CHICAGO • Ending months of self-imposed restraint, former United States president Barack Obama has delivered a blistering critique of President Donald Trump and Republican politics, one that prompted a backhanded dismissal by the man who now occupies the Oval Office.
Over the course of an hour-long address on Friday to kick off weeks of voter turnout efforts for the November mid-term congressional elections, Mr Obama left little doubt about the severity of his concerns over Mr Trump's approach, which he referred to obliquely as "this political darkness".
He compared Mr Trump to foreign demagogues who exploit "a politics of fear and resentment and retrenchment", appeal to racial nationalism and then plunder their countries while promising to fight corruption.
"This is not normal. These are extraordinary times, and they are dangerous times," Mr Obama said during the speech at the University of Illinois at Urbana-Champaign.
"But here is the good news. In two months, we have the chance - not the certainty, but the chance - to restore some semblance of sanity to our politics."
Minutes after his predecessor unleashed his strongest repudiation yet, Mr Trump responded jocularly, saying he watched it but it made him fall asleep.
Mr Obama argued that his aim was not to get into a presidential spitting match but to convince voters across the ideological spectrum that the conditions that gave rise to Mr Trump's election were a pressing threat and must be battled directly with increased citizen participation in politics.
"It did not start with Donald Trump," Mr Obama said. "He is a symptom, not the cause."
VOTING FOR CHANGE
This is not normal. These are extraordinary times, and they are dangerous times. But here is the good news.
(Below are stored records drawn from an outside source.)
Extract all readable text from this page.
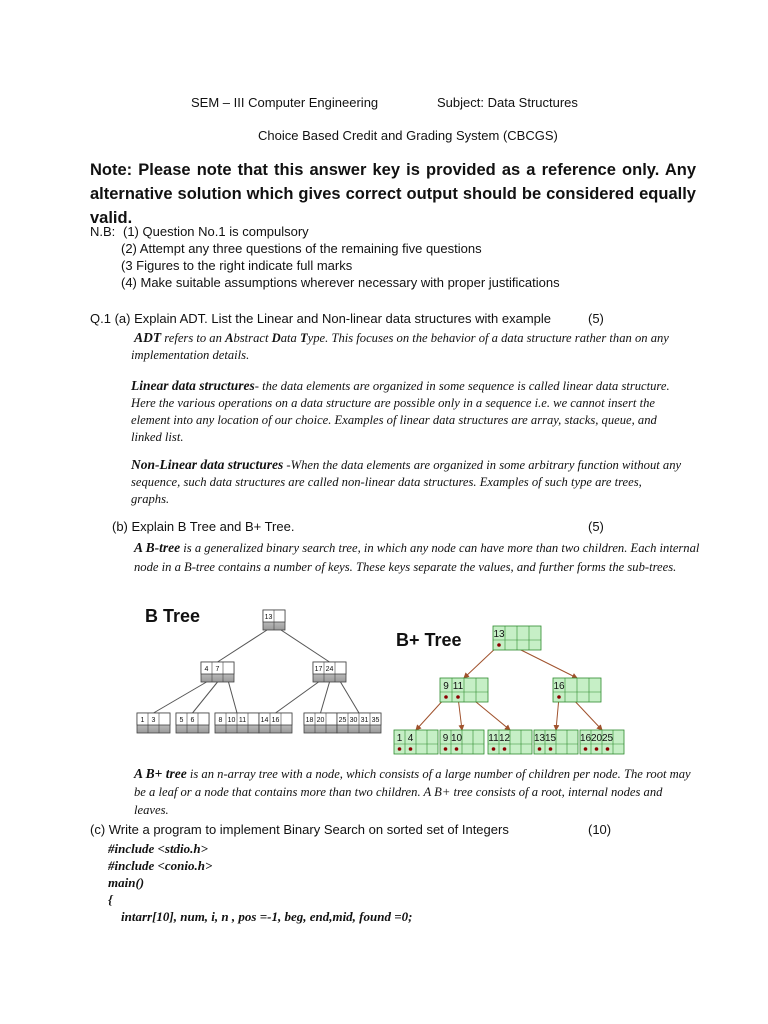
SEM – III Computer Engineering	Subject: Data Structures
Choice Based Credit and Grading System (CBCGS)
Note: Please note that this answer key is provided as a reference only. Any alternative solution which gives correct output should be considered equally valid.
N.B: (1) Question No.1 is compulsory
(2) Attempt any three questions of the remaining five questions
(3 Figures to the right indicate full marks
(4) Make suitable assumptions wherever necessary with proper justifications
Q.1 (a) Explain ADT. List the Linear and Non-linear data structures with example	(5)
ADT refers to an Abstract Data Type. This focuses on the behavior of a data structure rather than on any implementation details.
Linear data structures- the data elements are organized in some sequence is called linear data structure. Here the various operations on a data structure are possible only in a sequence i.e. we cannot insert the element into any location of our choice. Examples of linear data structures are array, stacks, queue, and linked list.
Non-Linear data structures -When the data elements are organized in some arbitrary function without any sequence, such data structures are called non-linear data structures. Examples of such type are trees, graphs.
(b) Explain B Tree and B+ Tree.	(5)
A B-tree is a generalized binary search tree, in which any node can have more than two children. Each internal node in a B-tree contains a number of keys. These keys separate the values, and further forms the sub-trees.
B Tree	13
4 7	17 24
1 3	5 6	8 10 11 14 16	18 20 25 30 31 35
B+ Tree	13
9 11	16
1 4	9 10	11 12 13 15 16 20 25
A B+ tree is an n-array tree with a node, which consists of a large number of children per node. The root may be a leaf or a node that contains more than two children. A B+ tree consists of a root, internal nodes and leaves.
(c) Write a program to implement Binary Search on sorted set of Integers	(10)
#include <stdio.h>
#include <conio.h>
main()
{
intarr[10], num, i, n , pos =-1, beg, end,mid, found =0;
In two months, we have the chance - not the certainty, but the chance - to restore some semblance of sanity to our politics.
FORMER US PRESIDENT BARACK OBAMA
That did not stop him from denouncing actions that Mr Trump has taken that Mr Obama said undermine American progress, from the ban on travellers from certain Muslim countries to the failure to take action beyond sending "thoughts and prayers" after recent school mass shootings.
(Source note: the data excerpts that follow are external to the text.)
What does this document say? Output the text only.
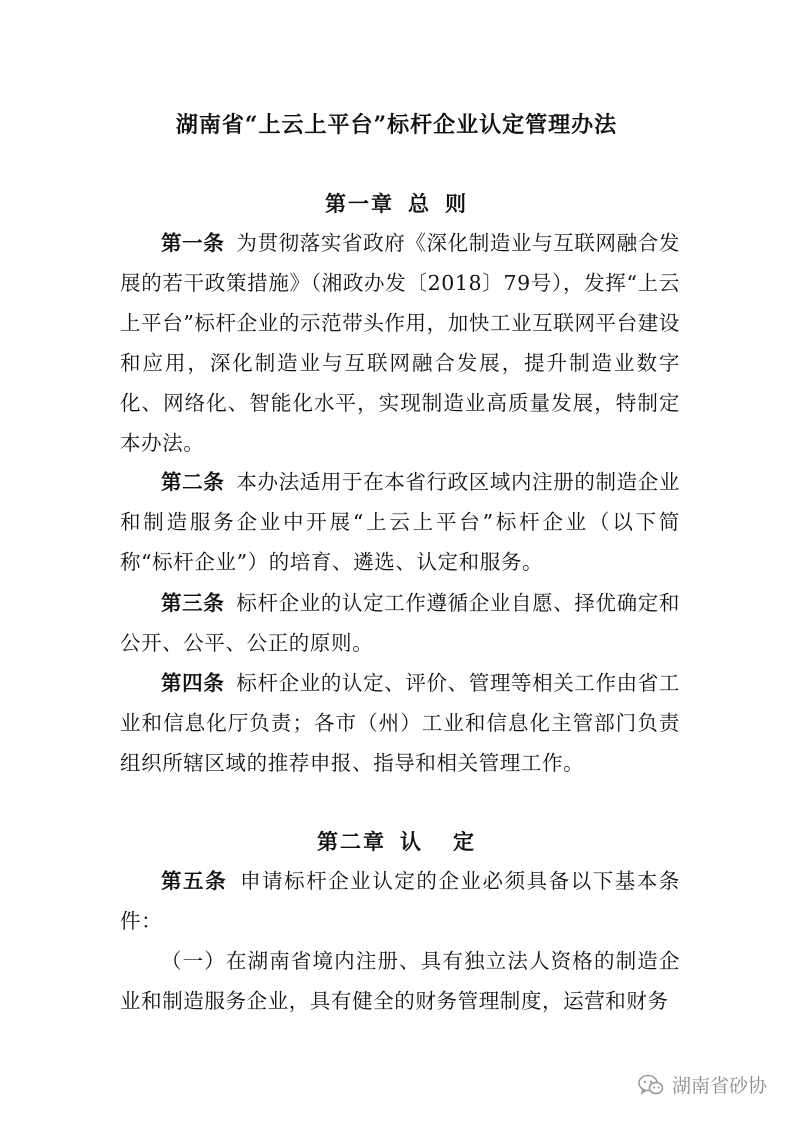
湖南省“上云上平台”标杆企业认定管理办法
第一章 总 则
第一条 为贯彻落实省政府《深化制造业与互联网融合发展的若干政策措施》（湘政办发〔2018〕79号），发挥“上云上平台”标杆企业的示范带头作用，加快工业互联网平台建设和应用，深化制造业与互联网融合发展，提升制造业数字化、网络化、智能化水平，实现制造业高质量发展，特制定本办法。
第二条 本办法适用于在本省行政区域内注册的制造企业和制造服务企业中开展“上云上平台”标杆企业（以下简称“标杆企业”）的培育、遴选、认定和服务。
第三条 标杆企业的认定工作遵循企业自愿、择优确定和公开、公平、公正的原则。
第四条 标杆企业的认定、评价、管理等相关工作由省工业和信息化厅负责；各市（州）工业和信息化主管部门负责组织所辖区域的推荐申报、指导和相关管理工作。
第二章 认 定
第五条 申请标杆企业认定的企业必须具备以下基本条件：
（一）在湖南省境内注册、具有独立法人资格的制造企业和制造服务企业，具有健全的财务管理制度，运营和财务
湖南省砂协
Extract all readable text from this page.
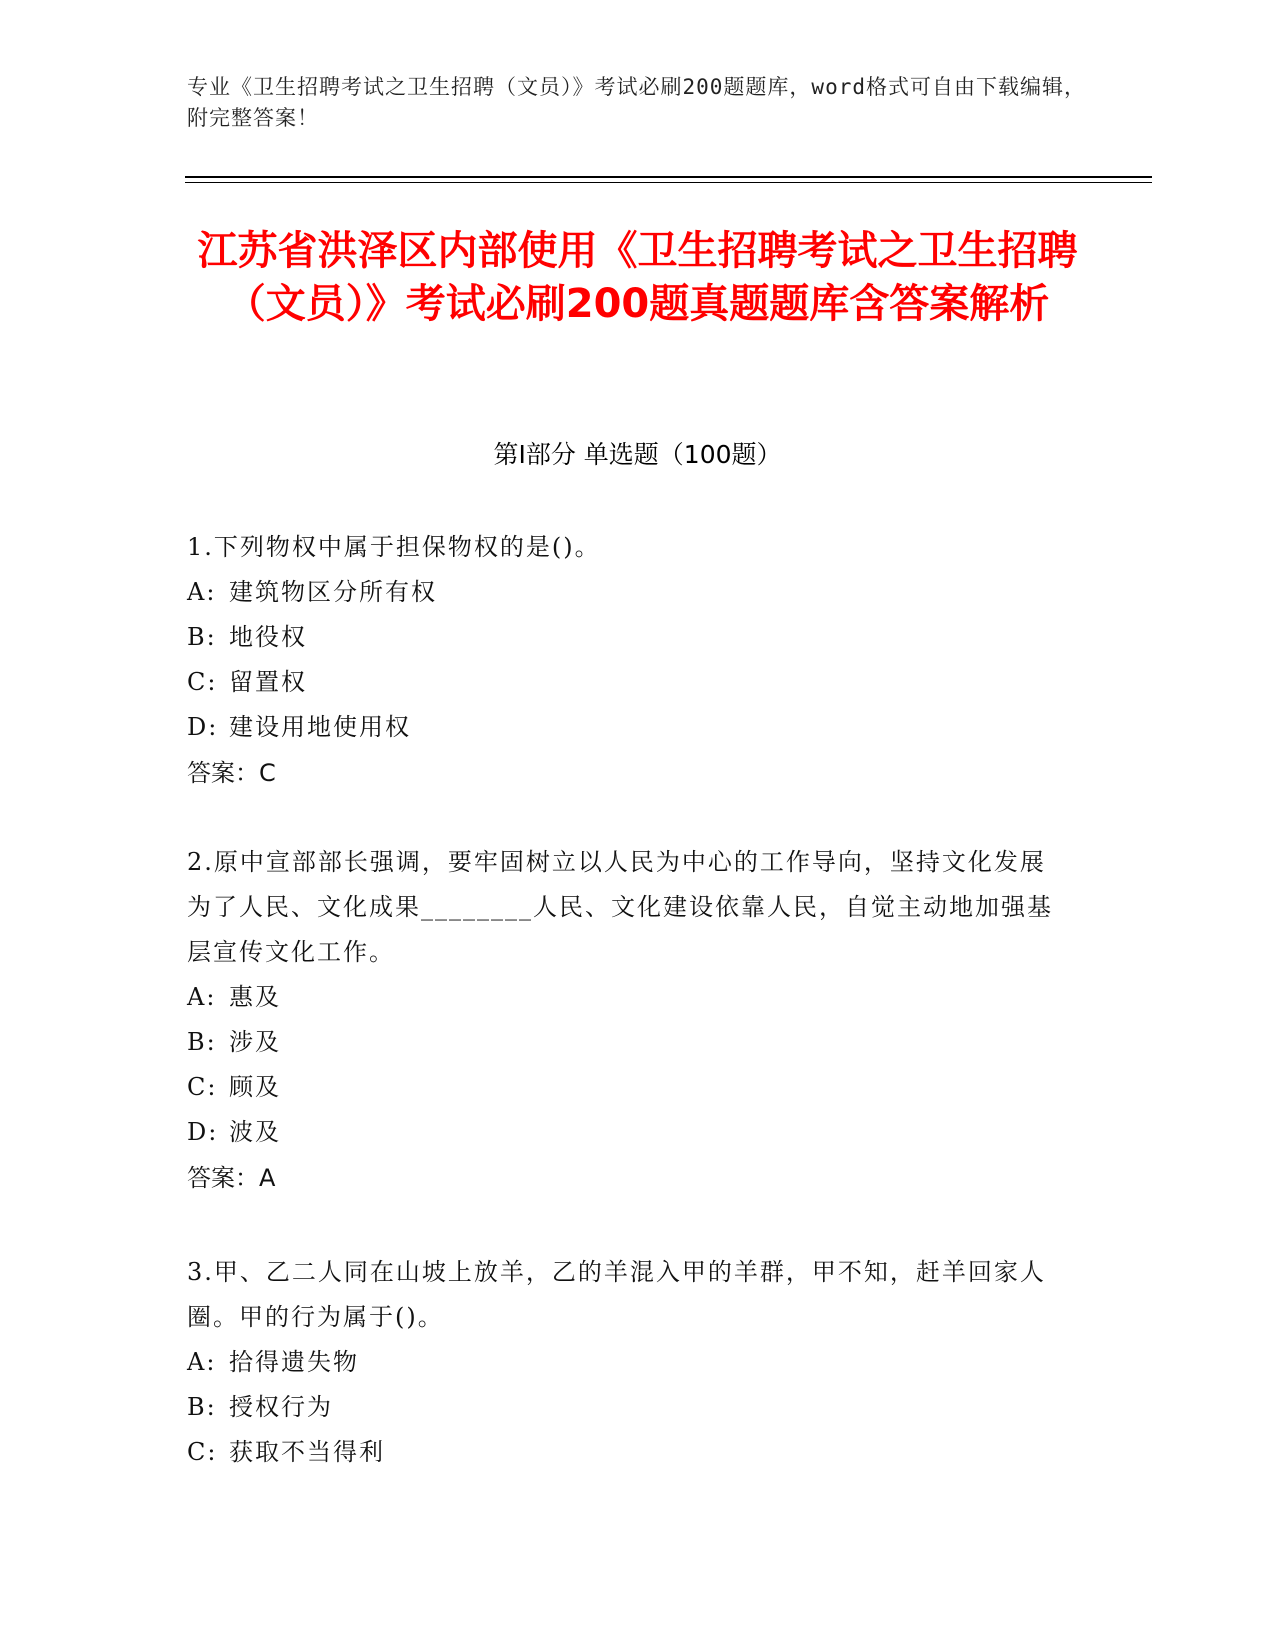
专业《卫生招聘考试之卫生招聘（文员）》考试必刷200题题库，word格式可自由下载编辑，附完整答案！
江苏省洪泽区内部使用《卫生招聘考试之卫生招聘（文员）》考试必刷200题真题题库含答案解析
第I部分 单选题（100题）

1.下列物权中属于担保物权的是()。

A: 建筑物区分所有权
B: 地役权
C: 留置权
D: 建设用地使用权

答案：C

2.原中宣部部长强调，要牢固树立以人民为中心的工作导向，坚持文化发展为了人民、文化成果________人民、文化建设依靠人民，自觉主动地加强基层宣传文化工作。

A: 惠及
B: 涉及
C: 顾及
D: 波及

答案：A

3.甲、乙二人同在山坡上放羊，乙的羊混入甲的羊群，甲不知，赶羊回家人圈。甲的行为属于()。

A: 拾得遗失物
B: 授权行为
C: 获取不当得利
He criticised Mr Trump's attacks on the media, his decision to withdraw from the Paris climate accords, and his government's response to last year's hurricane in Puerto Rico.
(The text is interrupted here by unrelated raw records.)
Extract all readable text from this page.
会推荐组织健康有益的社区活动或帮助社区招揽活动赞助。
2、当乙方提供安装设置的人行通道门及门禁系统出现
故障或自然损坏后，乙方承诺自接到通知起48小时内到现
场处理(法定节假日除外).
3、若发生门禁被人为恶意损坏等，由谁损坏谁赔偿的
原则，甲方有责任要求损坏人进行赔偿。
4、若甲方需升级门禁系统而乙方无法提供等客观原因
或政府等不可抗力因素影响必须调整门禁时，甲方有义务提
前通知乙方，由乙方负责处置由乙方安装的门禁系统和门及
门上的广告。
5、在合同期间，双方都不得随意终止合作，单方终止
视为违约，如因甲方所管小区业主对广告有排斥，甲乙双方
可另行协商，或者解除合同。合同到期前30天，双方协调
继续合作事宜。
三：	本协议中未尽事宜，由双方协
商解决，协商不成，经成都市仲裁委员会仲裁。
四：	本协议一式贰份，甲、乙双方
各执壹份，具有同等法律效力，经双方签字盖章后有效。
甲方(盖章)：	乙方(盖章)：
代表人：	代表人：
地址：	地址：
"I know there are Republicans who believe the government should only perform a few minimal functions, but that one of those functions should be making sure nearly 3,000 Americans don't die in a hurricane," Mr Obama said.
He acidly rebuked Mr Trump for his public equivocation about white supremacists involved in a violent confrontation last year in Charlottesville, Virginia.
"How hard can that be? Saying that Nazis are bad?" Mr Obama asked.
Republicans argued that Mr Obama's decision to return to the political arena could work in their favour. "The more President @BarackObama speaks about the 'good ole years' of his presidency, the more likely President @realDonaldTrump is to get re-elected," Senator Lindsey Graham tweeted.